Just got a Few fretboard pics w/ custom inlays from Dariusz ....Macasar ebony wood


----------



## Chiba666 (Jun 9, 2012)

Some really nice looking guitars there, congrats


----------



## Djentlyman (Jun 9, 2012)

Australian here, I forgot about customs too when my BRJ arrived. $410 bucks later it was in my hands.


----------



## piotrhajduga (Jun 10, 2012)

ordered January 2012, expecting deliver pretty soon ...


----------



## simonk (Jun 30, 2012)

Haven't updated this in a while, thought this would be a good point as it is almost at completion!
Absolutely stoked on how the top came out, so much better than I could have imagined.


----------



## Adrian-XI (Jun 30, 2012)

Looks crazy. You gotta be happy with that.


----------



## Sebastian (Jun 30, 2012)

Adrian-XI said:


> Looks crazy. You gotta be happy with that.



 Awesome looking!


----------



## butterschnapps (Jun 30, 2012)

Looks good, I'll eventually order a RAN guitar, I just gotta want one enough to splurge on one.

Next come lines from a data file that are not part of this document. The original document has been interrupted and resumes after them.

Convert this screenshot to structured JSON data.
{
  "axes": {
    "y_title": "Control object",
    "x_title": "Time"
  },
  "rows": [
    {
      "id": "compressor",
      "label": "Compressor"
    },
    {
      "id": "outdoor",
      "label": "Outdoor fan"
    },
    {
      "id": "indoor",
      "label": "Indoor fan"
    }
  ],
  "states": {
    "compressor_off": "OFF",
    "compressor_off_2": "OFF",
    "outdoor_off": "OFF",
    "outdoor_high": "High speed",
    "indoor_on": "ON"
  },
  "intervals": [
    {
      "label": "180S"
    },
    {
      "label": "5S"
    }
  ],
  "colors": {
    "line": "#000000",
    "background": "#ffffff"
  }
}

I've already got a custom Aura on order, I may go with a RAN for a new 6 string and Daemoness if I can ever figure out their order form for a 7 string. They have so many options, so many things I have to think about D:


----------



## Sirppi (Jul 2, 2012)

That looks perfect!


----------



## -JeKo- (Jul 2, 2012)

These used to be really popular about 5 years ago (at least in Finland) and I guess the prices have gone up quite a bit after that.


----------



## Kykv (Jul 4, 2012)

that top looks fcuking evil


----------



## iRaiseTheDead (Jul 4, 2012)

Do you ask luthiers to take pictures for you? Or is it standard that they send you awesome pics? Always been curious...


----------



## Tyler (Jul 4, 2012)

usually its standard


----------



## simonk (Jul 8, 2012)

I'm not sure how it is with other luthiers but my experience with RAN is that i've had update pictures all the way along.
Dariusz is very easy to work with and always puts you as a high priority for customer service!


----------



## Churchie777 (Aug 14, 2012)

Anymore updates on this man?


----------



## simonk (Aug 14, 2012)

Just a few photo's at the last stage before the satin went on, i'll wait until I get the finished photo's and put them up! Fingers crossed it's not too far away


----------



## MikeK (Aug 17, 2012)

Looks amazing man. That top is fantastic.


----------



## Churchie777 (Aug 17, 2012)

simonk said:


> Just a few photo's at the last stage before the satin went on, i'll wait until I get the finished photo's and put them up! Fingers crossed it's not too far away


 
I do believe i got a pic of yours hanging in front of mine and misha's. Looking good


----------